Make learning relevant and transferable 

Today’s students are much more inclined to view the purpose of college as a means to securing a good job rather than a quest for knowledge. They don’t want to be spectators in their education, either. This is a generation that craves to learn by doing and to understand the connection between theory and practice. And students are unequivocal about their ideal learning experiences: 

  • 76 percent want to apply learning to address real-world problems
  • 79 percent want to develop transferable skills 
  • 67 percent want to learn through collaboration and interactive activities

The outsized impact a pedagogy like active learning has on student engagement is well known and our own findings only bolster the case even further. Students who say their learning experiences are marked by discussion and interaction—and that challenge them to apply knowledge—are much more likely to be motivated in their studies. Institutional leaders take note: these same students are also more likely to say their education is worth the cost of tuition.  

Preparing for the pandemic freshman class

The freshman class of 2021/2022 may be far less prepared for the transition to college than any previous generation. Many will have completed their final year of high school in front of a Zoom screen instead of a classroom. To set the table for success, faculty need the ability to gauge student progress early and often. 

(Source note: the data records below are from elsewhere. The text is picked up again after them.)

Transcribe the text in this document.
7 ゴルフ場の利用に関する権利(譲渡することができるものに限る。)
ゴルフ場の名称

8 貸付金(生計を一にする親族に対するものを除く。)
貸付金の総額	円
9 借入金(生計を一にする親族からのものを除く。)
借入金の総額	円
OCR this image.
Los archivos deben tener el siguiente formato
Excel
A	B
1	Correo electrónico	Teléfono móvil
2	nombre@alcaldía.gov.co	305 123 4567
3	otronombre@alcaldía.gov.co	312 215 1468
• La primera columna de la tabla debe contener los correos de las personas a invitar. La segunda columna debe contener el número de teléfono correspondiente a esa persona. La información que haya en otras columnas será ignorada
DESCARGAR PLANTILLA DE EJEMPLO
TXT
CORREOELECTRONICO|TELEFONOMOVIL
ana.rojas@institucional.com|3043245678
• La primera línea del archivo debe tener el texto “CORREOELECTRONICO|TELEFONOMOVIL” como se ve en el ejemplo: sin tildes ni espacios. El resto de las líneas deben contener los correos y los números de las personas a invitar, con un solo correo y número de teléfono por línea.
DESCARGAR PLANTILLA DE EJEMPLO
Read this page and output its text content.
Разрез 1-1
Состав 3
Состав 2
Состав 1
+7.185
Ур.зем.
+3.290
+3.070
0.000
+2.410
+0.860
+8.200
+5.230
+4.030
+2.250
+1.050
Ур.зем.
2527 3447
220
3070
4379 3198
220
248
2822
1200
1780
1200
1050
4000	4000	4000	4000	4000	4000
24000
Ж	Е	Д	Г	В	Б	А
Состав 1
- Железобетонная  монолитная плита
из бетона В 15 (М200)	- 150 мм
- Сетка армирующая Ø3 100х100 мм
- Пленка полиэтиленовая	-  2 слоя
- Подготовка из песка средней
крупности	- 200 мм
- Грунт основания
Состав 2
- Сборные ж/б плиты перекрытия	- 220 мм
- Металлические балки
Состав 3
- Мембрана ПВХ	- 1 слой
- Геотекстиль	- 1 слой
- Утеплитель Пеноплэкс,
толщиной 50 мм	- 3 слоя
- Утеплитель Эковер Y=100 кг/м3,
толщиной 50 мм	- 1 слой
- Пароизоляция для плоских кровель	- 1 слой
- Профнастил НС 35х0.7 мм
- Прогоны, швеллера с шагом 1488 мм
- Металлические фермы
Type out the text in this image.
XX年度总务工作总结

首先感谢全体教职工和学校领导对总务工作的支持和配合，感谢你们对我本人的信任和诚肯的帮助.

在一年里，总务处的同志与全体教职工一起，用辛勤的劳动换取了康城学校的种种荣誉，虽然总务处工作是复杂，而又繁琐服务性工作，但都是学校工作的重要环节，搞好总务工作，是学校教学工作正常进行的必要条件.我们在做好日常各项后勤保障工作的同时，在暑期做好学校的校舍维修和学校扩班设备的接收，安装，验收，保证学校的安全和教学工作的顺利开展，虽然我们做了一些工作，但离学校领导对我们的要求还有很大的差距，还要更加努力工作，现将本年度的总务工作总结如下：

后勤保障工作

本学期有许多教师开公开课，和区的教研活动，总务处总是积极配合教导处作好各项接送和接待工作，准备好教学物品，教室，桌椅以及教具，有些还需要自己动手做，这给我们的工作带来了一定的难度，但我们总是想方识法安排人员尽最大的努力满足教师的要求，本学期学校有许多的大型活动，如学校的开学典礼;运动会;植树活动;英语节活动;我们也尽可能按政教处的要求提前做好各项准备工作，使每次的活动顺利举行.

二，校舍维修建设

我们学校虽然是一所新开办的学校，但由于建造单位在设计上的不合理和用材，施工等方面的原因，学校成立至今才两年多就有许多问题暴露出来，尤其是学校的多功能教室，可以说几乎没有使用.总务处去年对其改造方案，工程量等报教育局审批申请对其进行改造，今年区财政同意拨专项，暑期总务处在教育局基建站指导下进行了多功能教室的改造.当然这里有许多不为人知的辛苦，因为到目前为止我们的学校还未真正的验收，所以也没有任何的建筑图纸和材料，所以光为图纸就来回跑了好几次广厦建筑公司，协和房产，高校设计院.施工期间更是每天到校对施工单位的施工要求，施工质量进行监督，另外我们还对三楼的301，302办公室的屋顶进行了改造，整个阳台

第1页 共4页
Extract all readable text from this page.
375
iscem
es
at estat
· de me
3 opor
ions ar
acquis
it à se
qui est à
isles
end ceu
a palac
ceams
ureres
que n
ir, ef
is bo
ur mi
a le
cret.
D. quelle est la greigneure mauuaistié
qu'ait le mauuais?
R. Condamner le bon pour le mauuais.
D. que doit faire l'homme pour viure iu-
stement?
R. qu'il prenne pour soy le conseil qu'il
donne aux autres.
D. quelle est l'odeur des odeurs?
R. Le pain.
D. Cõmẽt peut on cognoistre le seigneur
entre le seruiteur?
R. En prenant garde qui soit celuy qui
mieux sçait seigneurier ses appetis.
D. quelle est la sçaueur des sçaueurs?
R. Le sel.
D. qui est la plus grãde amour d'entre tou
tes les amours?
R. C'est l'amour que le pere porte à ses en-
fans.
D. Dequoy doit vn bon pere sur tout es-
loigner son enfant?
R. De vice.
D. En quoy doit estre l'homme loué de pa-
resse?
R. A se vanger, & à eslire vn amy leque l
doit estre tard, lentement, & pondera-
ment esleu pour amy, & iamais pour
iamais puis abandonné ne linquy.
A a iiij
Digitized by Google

So-called ‘small data’ or insights from ‘always-on assessments’ such as low-stakes quizzes and polls will help instructors spot early signs of struggle and provide the mechanism to deliver the feedback students need. Having the tools to demonstrate caring and provide support at scale is especially important in large introductory courses where students are at their most vulnerable and their success is least assured. More than ever, waiting for the results of a high stakes midterm exam may be too little, too late. 

This has been a watershed year in so many ways. Amid the missteps and reflecting, the good news is that we see clear evidence of what is working. The challenge now is applying these insights along with the growing comfort faculty have achieved using technology to deliver high-quality learning experiences consistently for all students.